Suth Dina, secretary-general of Prince Sisowath Thomico’s SJFP, described Pov Sam Ath as a pro-royalist political activist.

But a family member who spoke on condition of anonymity said that friends and family do not believe the death was related to politics.

Interior Ministry spokesman Lieu­­tenant General Khieu Sopheak said police are investigating, but he declined to give details, referring additional questions to authorities in Kompong Speu and the Phnom Penh Municipal Police. Kompong Speu Police Chief Keo Pisey said that police have not yet determined a motive for the killing.

Phnom Penh police chief Touch Naruth said that his police are as­sisting in the investigation. “We have already given documents to Kompong Speu police. Whatever they need, we give them,” he said.

Information Minister and government spokesman Khieu Kan­harith said that while alive, Pov Sam Ath had slipped under the radar. “Frank­ly speaking, until his death we did not know about him at all,” Khieu Kanharith wrote in an e-mail.

Thach Setha, the president of the Khmer Krom Association in Cam­bo­dia, said he is becoming more concerned about attacks against Khmer Krom people living in Cam­bo­dia.

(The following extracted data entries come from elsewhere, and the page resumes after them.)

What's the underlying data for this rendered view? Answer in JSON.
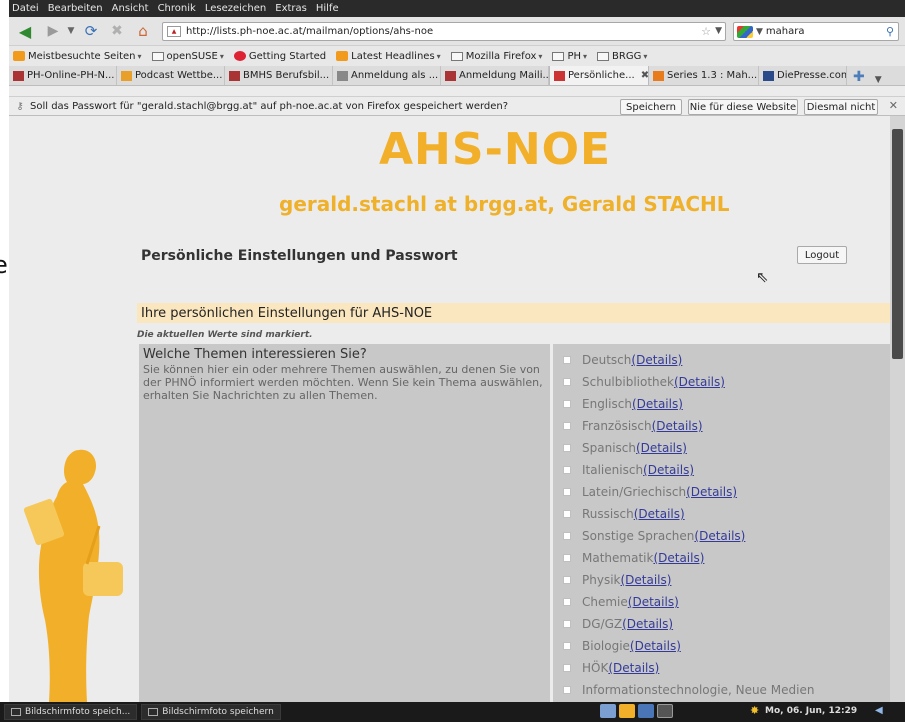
{
  "behind": {
    "char": "e"
  },
  "menubar": [
    "Datei",
    "Bearbeiten",
    "Ansicht",
    "Chronik",
    "Lesezeichen",
    "Extras",
    "Hilfe"
  ],
  "navbar": {
    "url": "http://lists.ph-noe.ac.at/mailman/options/ahs-noe",
    "search_value": "mahara"
  },
  "bookmarks": [
    {
      "label": "Meistbesuchte Seiten",
      "icon": "rss-icon"
    },
    {
      "label": "openSUSE",
      "icon": "folder-icon"
    },
    {
      "label": "Getting Started",
      "icon": "firefox-icon"
    },
    {
      "label": "Latest Headlines",
      "icon": "rss-icon"
    },
    {
      "label": "Mozilla Firefox",
      "icon": "folder-icon"
    },
    {
      "label": "PH",
      "icon": "folder-icon"
    },
    {
      "label": "BRGG",
      "icon": "folder-icon"
    }
  ],
  "tabs": [
    {
      "label": "PH-Online-PH-N...",
      "color": "#a33"
    },
    {
      "label": "Podcast Wettbe...",
      "color": "#e8a02a"
    },
    {
      "label": "BMHS Berufsbil...",
      "color": "#a33"
    },
    {
      "label": "Anmeldung als ...",
      "color": "#888"
    },
    {
      "label": "Anmeldung Maili...",
      "color": "#a33"
    },
    {
      "label": "Persönliche...",
      "color": "#c33"
    },
    {
      "label": "Series 1.3 : Mah...",
      "color": "#e87c1c"
    },
    {
      "label": "DiePresse.com",
      "color": "#2a4a8a"
    }
  ],
  "password_bar": {
    "message": "Soll das Passwort für \"gerald.stachl@brgg.at\" auf ph-noe.ac.at von Firefox gespeichert werden?",
    "save": "Speichern",
    "never": "Nie für diese Website",
    "not_now": "Diesmal nicht"
  },
  "page": {
    "list_name": "AHS-NOE",
    "user": "gerald.stachl at brgg.at, Gerald STACHL",
    "section": "Persönliche Einstellungen und Passwort",
    "logout": "Logout",
    "settings_header": "Ihre persönlichen Einstellungen für AHS-NOE",
    "current_note": "Die aktuellen Werte sind markiert.",
    "question": "Welche Themen interessieren Sie?",
    "help": "Sie können hier ein oder mehrere Themen auswählen, zu denen Sie von der PHNÖ informiert werden möchten. Wenn Sie kein Thema auswählen, erhalten Sie Nachrichten zu allen Themen.",
    "details_label": " (Details)",
    "topics": [
      "Deutsch",
      "Schulbibliothek",
      "Englisch",
      "Französisch",
      "Spanisch",
      "Italienisch",
      "Latein/Griechisch",
      "Russisch",
      "Sonstige Sprachen",
      "Mathematik",
      "Physik",
      "Chemie",
      "DG/GZ",
      "Biologie",
      "HÖK",
      "Informationstechnologie, Neue Medien"
    ]
  },
  "taskbar": {
    "tasks": [
      "Bildschirmfoto speich...",
      "Bildschirmfoto speichern"
    ],
    "clock": "Mo, 06. Jun, 12:29"
  },
  "colors": {
    "accent": "#f2b02a",
    "settings_bg": "#fbe7bf",
    "panel_bg": "#c8c8c8",
    "link": "#333a99"
  }
}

Yoeun Sin, director of the Khmer Kampuchea Krom Bud­dhist Monk Association, said that he had little faith that authorities would conduct a serious investigation, as no further investigation has been made into the mysterious death of a Khmer Krom monk in Kandal province’s Ang Snuol district in February.

Police said at the time that Eang Sok Thoeun, who died hours after attending a protest outside the Viet­namese Embassy, committed suicide by cutting his own throat. Rights workers believe he may have been murdered.